We stood in sullen silence, watching the demolition men as they moved from corpse to corpse looking for bombs. The bodies which had been checked were carried out to join the long lines of corpses laid out outside the palisade. Eisner dispatched two hundred men to dig a huge grave for the fallen garrison. None of the corpses wore identity tags. The brave men would probably rest as "unknown soldiers." Eighteen trucks and jeeps in the parking lot were burned-out steel skeletons; four 75 field howitzers were still hitched to four of the CMC's—wrecked, but even so we could see that none of the great guns had ever been fired.
The wind wheel, which used to pump water from the well, had been knocked down. The pump mechanism was demolished. The well itself appeared intact and flashlights revealed water thirty feet below. Sergeant Krebitz examined, the well, searching for corpses, but found none. I became even more suspicious, for whenever the Viet Minh seemed to spare something important, it did so on purpose. We became doubly alert.

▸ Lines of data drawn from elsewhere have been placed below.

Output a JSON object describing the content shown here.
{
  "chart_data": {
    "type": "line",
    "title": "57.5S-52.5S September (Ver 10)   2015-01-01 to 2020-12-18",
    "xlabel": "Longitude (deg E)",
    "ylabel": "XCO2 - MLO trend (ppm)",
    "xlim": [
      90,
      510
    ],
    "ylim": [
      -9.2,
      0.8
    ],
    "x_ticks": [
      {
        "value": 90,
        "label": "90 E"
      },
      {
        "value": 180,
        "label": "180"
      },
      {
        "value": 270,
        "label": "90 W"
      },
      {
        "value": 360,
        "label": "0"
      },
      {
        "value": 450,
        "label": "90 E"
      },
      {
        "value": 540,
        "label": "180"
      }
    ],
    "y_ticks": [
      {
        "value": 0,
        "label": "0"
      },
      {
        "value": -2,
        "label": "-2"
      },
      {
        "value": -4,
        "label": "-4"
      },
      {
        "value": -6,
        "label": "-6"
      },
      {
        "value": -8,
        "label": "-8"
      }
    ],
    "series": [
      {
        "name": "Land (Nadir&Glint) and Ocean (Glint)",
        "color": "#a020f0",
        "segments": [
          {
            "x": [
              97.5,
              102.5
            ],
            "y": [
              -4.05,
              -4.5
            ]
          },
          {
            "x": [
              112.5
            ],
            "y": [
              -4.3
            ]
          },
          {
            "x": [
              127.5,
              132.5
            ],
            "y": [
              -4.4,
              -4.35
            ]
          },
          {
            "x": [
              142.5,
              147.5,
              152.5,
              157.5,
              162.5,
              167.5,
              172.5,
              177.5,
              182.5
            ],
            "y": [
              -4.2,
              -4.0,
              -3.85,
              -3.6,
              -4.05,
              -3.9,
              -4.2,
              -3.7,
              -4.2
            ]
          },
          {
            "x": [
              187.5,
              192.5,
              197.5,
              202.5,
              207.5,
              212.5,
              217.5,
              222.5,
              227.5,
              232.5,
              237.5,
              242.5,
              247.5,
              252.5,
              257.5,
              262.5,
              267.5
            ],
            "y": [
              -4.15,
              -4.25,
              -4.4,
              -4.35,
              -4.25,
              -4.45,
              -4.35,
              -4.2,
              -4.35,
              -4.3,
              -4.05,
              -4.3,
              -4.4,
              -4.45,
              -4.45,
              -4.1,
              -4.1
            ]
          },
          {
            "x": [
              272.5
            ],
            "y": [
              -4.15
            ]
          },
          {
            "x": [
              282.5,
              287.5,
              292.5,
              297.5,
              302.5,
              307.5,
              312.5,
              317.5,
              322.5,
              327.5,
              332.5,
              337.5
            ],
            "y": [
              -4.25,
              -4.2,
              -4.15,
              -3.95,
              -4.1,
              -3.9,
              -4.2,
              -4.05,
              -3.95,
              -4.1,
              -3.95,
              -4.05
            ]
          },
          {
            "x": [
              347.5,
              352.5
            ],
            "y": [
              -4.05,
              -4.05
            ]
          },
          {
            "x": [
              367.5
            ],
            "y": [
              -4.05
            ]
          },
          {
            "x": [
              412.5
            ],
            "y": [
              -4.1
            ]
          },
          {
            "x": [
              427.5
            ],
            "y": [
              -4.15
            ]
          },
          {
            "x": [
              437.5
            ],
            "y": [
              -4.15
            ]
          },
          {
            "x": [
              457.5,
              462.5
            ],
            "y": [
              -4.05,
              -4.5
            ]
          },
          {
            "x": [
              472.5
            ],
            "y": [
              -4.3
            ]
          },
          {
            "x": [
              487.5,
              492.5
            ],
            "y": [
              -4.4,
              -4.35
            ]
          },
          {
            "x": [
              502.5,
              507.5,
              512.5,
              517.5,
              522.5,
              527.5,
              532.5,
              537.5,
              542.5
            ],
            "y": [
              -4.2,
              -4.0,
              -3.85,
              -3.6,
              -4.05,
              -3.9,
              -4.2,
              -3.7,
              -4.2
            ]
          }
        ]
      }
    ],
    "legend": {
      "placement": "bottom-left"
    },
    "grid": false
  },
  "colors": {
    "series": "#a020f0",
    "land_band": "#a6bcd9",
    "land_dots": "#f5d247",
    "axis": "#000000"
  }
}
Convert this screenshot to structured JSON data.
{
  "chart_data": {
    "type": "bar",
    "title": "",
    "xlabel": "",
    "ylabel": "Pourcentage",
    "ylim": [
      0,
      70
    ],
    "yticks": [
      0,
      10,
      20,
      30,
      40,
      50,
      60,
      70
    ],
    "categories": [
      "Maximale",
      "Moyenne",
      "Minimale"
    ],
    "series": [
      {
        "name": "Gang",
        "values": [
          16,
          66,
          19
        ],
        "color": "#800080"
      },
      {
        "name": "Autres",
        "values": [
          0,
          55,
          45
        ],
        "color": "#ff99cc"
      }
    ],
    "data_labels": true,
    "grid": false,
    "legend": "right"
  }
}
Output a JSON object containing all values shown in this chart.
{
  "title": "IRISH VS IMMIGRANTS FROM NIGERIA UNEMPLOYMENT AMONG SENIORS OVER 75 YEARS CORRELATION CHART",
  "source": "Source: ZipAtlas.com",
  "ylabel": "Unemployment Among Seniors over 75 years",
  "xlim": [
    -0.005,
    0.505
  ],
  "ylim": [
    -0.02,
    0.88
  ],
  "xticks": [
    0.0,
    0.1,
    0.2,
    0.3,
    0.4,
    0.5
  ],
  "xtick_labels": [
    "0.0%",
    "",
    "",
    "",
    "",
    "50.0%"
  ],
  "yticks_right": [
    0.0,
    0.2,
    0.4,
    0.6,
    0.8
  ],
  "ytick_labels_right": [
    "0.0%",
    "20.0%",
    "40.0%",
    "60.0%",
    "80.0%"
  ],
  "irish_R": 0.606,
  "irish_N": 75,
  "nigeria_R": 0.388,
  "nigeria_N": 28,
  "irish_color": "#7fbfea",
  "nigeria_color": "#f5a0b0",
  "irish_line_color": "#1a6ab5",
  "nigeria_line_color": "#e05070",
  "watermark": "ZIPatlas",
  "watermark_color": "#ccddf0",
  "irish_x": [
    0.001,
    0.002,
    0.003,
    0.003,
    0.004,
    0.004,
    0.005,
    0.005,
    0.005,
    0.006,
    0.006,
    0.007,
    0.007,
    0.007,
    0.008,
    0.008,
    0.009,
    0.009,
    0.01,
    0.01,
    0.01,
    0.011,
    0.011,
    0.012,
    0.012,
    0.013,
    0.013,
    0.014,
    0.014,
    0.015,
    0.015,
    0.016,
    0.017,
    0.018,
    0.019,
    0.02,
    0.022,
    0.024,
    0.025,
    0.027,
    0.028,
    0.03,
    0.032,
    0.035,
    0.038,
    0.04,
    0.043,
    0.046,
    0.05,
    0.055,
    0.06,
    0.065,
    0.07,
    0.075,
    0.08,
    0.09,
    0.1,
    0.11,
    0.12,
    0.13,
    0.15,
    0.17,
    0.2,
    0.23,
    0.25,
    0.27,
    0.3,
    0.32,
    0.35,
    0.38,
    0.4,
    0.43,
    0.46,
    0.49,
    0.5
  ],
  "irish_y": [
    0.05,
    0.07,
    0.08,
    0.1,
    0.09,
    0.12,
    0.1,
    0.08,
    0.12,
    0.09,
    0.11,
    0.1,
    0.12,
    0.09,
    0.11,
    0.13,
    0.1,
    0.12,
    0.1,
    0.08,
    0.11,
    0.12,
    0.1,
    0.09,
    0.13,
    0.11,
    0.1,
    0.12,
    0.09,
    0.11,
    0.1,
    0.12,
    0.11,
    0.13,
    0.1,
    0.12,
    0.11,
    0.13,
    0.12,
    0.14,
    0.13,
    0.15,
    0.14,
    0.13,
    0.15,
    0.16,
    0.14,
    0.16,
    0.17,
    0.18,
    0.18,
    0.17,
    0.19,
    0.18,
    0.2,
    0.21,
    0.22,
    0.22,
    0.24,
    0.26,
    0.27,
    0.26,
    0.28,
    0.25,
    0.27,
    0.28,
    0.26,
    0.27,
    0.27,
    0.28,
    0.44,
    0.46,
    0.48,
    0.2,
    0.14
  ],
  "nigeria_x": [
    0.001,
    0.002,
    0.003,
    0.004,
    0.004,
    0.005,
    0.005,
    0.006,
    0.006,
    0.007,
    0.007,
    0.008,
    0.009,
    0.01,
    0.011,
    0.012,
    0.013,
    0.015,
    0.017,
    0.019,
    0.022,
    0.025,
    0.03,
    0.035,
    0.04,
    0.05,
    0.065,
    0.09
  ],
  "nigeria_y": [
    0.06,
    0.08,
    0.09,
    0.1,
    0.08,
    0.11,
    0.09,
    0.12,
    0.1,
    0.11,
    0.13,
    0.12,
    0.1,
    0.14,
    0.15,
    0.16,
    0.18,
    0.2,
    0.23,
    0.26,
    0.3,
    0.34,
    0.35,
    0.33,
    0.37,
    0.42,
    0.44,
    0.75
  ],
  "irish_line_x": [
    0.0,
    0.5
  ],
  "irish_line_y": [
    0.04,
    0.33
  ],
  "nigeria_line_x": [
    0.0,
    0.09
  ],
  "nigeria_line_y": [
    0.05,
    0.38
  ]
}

Had the terrorists poisoned the well?
Bidding us wait, Xuey left for a nearby river and brought back a few frogs and a fish, which he then settled in a can of water drawn from the well. Ten minutes later the creatures were still alive and obviously not affected by any poison. "The well is not poisoned," Xuey stated, "but there might be something else to look for." He examined the surrounding ground, then suddenly called our attention to some brownish stains which Sergeant Krebitz thought was human excrement. Moments later Pfirstenhammer found a pair of buckets with a length of rope attached. The buckets were covered with refuse. We examined the ground between the latrines and the well and spotted more bits of filth. The rest of the story was easy to conclude. The enemy had spoiled the well with refuse. Another Viet Minh joke!